El presente propicia un lúcido ejercicio rememorativo que, a su vez, tiene unos pocos escenarios. Algunos pertenecen a la conveniencia ambiental del relato: los militares sublevados en el Cuartel de la Montaña, la situación en la Cárcel Modelo, reuniones en cafés, dificultades cotidianas… Otro se emplaza en Toledo, adonde Labayen ha sido destinado para evitar los desafueros de la justicia popular y coincide con escenas de la resistencia del Alcázar a las fuerzas gubernamentales. Uno más se localiza en el domicilio familiar del juez. Esta casa es como un crisol de las tensiones específicas de entonces, además de añadir una plástica materia humana sobre actitudes, pulsiones y conductas. Un calculado conjunto aúna desde lo privado, lo profesional o lo sentimental hasta lo ideológico. Estos rasgos los encarnan el padre, coronel retirado; la madre, epítome de la clase media religiosa y conservadora; el hermano, capitán de artillería que se adhiere por un falso compañerismo a los sublevados; la hermana, casada con un exmilitar corrupto y una criada, heredera de las grandes figuras de sirvientas galdosianas.

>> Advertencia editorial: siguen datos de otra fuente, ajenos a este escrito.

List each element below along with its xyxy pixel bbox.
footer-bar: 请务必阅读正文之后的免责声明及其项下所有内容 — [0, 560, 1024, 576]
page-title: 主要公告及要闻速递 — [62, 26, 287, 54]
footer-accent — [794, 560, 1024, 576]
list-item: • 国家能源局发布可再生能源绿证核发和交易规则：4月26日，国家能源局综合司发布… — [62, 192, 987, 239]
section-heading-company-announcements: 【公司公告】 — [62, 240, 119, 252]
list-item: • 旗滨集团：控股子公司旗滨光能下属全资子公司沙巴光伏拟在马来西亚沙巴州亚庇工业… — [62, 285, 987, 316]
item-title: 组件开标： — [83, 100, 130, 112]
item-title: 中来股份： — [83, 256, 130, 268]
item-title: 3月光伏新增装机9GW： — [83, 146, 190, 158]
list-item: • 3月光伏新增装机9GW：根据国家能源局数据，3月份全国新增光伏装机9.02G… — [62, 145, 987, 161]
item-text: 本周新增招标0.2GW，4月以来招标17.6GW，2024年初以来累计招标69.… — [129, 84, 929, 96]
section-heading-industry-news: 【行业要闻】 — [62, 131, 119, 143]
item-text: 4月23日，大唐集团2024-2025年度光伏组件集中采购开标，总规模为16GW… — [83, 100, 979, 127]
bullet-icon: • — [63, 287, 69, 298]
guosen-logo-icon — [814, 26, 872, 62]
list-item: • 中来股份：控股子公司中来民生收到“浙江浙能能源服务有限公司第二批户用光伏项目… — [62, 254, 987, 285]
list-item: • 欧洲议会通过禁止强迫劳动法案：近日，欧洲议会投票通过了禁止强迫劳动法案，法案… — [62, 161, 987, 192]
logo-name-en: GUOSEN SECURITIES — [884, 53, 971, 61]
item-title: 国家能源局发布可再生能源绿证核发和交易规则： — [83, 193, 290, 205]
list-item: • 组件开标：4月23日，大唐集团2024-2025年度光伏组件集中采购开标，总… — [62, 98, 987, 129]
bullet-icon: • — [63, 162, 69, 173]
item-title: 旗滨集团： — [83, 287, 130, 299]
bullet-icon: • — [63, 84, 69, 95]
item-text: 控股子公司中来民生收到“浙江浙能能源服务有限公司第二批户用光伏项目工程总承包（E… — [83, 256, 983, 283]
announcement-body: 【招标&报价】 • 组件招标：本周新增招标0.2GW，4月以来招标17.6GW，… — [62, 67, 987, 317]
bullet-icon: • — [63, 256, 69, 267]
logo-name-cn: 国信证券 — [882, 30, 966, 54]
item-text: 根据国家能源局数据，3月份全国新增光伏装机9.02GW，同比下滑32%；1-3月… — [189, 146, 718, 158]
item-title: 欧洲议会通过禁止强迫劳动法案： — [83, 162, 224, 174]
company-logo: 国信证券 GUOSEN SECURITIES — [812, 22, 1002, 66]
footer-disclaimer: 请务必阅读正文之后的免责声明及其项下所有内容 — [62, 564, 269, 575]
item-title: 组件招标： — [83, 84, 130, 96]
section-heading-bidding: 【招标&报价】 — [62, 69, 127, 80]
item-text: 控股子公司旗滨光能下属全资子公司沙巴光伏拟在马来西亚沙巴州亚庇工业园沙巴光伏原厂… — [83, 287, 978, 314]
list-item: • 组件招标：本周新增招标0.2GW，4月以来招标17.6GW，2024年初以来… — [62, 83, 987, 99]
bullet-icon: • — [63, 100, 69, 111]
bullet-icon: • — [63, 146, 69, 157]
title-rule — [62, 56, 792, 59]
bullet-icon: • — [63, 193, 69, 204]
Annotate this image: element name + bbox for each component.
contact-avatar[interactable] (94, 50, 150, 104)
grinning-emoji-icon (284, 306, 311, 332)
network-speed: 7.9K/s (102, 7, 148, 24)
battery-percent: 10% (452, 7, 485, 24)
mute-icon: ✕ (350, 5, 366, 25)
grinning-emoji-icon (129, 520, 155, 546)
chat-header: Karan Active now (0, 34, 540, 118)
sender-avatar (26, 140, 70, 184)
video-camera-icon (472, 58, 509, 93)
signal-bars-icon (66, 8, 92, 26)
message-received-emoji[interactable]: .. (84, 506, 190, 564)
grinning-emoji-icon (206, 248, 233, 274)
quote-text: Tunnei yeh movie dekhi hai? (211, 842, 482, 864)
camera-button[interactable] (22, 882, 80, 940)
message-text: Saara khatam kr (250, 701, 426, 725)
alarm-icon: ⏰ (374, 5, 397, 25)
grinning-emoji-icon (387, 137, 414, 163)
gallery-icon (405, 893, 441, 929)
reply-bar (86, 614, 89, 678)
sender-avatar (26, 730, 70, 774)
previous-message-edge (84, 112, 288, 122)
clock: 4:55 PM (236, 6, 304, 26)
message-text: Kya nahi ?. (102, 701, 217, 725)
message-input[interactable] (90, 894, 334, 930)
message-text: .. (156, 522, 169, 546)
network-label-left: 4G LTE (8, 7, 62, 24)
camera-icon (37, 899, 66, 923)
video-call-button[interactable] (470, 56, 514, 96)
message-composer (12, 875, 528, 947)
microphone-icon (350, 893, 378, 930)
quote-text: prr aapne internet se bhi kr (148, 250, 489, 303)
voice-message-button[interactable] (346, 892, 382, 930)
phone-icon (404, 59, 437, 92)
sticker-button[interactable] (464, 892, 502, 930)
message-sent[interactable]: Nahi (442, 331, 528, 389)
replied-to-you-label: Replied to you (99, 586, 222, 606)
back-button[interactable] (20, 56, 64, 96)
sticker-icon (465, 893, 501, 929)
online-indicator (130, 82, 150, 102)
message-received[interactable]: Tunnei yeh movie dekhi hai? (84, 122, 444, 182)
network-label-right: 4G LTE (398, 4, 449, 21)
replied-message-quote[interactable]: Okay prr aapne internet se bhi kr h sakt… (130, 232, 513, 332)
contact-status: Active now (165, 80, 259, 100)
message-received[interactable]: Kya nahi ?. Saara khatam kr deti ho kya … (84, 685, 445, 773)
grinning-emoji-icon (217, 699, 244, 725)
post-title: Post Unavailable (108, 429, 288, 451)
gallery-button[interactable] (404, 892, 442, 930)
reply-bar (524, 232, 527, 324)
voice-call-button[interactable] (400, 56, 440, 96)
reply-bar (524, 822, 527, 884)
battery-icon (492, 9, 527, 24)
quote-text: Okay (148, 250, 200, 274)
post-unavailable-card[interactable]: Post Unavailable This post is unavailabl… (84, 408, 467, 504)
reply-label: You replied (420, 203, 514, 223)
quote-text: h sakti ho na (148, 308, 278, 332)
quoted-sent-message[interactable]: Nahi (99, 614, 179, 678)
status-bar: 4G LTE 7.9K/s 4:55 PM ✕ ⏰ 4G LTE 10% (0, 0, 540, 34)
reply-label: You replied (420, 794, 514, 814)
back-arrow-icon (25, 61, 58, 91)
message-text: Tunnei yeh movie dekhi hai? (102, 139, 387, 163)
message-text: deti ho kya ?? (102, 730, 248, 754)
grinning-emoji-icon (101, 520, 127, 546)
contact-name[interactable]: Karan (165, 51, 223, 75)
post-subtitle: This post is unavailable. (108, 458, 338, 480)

Tratándose, pues, de una novela de acendrado intimismo, se eleva hasta un retablo coral. Pero en él no es definitoria su aportación histórico documental sino la raíz ética que inspira la escritura. Más allá de los enfrentamientos de clase, mostrados con toda contundencia y en un diálogo dialéctico, Iturralde, ajeno a cualquier simplificación maniquea o propagandística, derrocha una admirable prosa atormentada para zambullirse en la quizás más grave enfermedad del alma, el odio. Ni una pizca de valor hay que regatearle al interés testimonial —crónica de un proceso revolucionario— de Días de llamas, pero leída hoy la novela reclama subrayar su dimensión antropológica. En cualquier caso, su rescate actual supone un debido clarinazo de atención sobre una de las grandes novelas españolas de posguerra.